L'International Crisis Group, un groupe de réflexion basé à Bruxelles, a appelé la semaine dernière les Émirats arabes unis à renforcer la réglementation pour empêcher que le commerce de l'or soit utilisé pour financer le terrorisme. Un haut responsable des Émirats arabes unis a déclaré que le pays maintient une réglementation solide et conforme aux normes internationales.
 
OPÉRATION FIREESTORM
 
Le gouvernement du Burkina Faso a essayé de contenir les militants.
En janvier, selon les mineurs, l'armée a largué des tracts d'hélicoptères demandant aux mineurs de quitter les sites autour de Kabonga. Le mois suivant, l'armée a déclaré que ses forces avaient tué une trentaine de combattants lors de frappes aériennes et d'opérations au sol dans la région.
 
Le gouvernement a interdit l'exploitation minière à petite échelle dans l'est et une grande partie du nord du Burkina Faso, et les troupes gouvernementales ont lancé une offensive de six semaines, baptisée Opération Firestorm, pour rétablir l'autorité de l'État dans l'est. Le 12 avril, le général Moise Miningou, chef des forces armées du Burkina Faso, a déclaré lors d'une conférence de presse : "Notre mission est accomplie."
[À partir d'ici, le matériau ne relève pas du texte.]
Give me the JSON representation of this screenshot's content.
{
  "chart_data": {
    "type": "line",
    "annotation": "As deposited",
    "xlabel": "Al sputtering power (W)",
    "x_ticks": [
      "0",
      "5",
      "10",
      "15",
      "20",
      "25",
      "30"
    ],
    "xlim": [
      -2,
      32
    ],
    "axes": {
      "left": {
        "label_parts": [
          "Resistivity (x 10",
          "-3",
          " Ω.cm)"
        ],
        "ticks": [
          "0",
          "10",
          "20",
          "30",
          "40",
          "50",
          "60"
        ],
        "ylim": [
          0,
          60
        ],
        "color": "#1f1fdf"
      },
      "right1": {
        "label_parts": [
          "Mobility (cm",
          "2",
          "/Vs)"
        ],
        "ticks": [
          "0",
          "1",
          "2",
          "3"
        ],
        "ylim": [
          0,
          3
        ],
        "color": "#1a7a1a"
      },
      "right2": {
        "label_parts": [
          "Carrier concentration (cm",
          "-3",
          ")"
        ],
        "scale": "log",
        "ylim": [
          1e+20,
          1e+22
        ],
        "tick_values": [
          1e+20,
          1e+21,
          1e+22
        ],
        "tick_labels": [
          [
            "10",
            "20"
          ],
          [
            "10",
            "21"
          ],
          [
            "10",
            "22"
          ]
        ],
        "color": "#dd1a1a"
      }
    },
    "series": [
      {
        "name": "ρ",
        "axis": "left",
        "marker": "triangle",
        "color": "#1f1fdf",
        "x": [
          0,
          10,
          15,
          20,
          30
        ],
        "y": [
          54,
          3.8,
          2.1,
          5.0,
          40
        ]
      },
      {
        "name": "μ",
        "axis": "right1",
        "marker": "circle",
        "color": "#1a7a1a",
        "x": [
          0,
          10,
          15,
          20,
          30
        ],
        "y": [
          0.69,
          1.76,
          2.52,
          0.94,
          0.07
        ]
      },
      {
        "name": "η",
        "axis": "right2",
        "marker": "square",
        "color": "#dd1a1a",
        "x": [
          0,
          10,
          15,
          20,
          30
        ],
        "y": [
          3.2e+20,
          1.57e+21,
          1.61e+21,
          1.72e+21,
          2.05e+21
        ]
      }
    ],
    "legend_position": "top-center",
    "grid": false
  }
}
Dans le Nord, le gouvernement a lancé en mai un effort similaire, l'opération Uprooting, qui est toujours en cours.
 
Mais plus de 500 morts ont été enregistrées dans les violences liées aux groupes djihadistes dans les deux régions depuis juin.
 
En septembre, les combattants islamistes occupaient au moins 15 mines dans l'est du pays, ce qui leur donnait le contrôle direct de la production et des ventes, a déclaré Mahamadou Savadogo, un consultant en sécurité et ancien gendarme burkinabé qui mène des recherches sur l'insurrection.
 
Malgré les interdictions gouvernementales, l'exploitation minière se poursuit dans les régions où les islamistes opèrent : En octobre, 20 personnes ont été tuées lors d'une attaque perpétrée par des djihadistes présumés sur un site minier aurifère informel dans la province de Soum, dans le nord du pays, selon des sources de sécurité.
 
Aujourd'hui, il n'est pas clair qui contrôle Kabonga, la mine près de la réserve riche en faune
sauvage du Sahel.
 
"La forêt de Kabonga est immense ", a déclaré le ministre de la Sécurité Ousseni Compaoré à Reuters en juin. "Nous ne pouvons pas exclure l'idée que certains se soient retirés et cachés pour pouvoir revenir plus tard."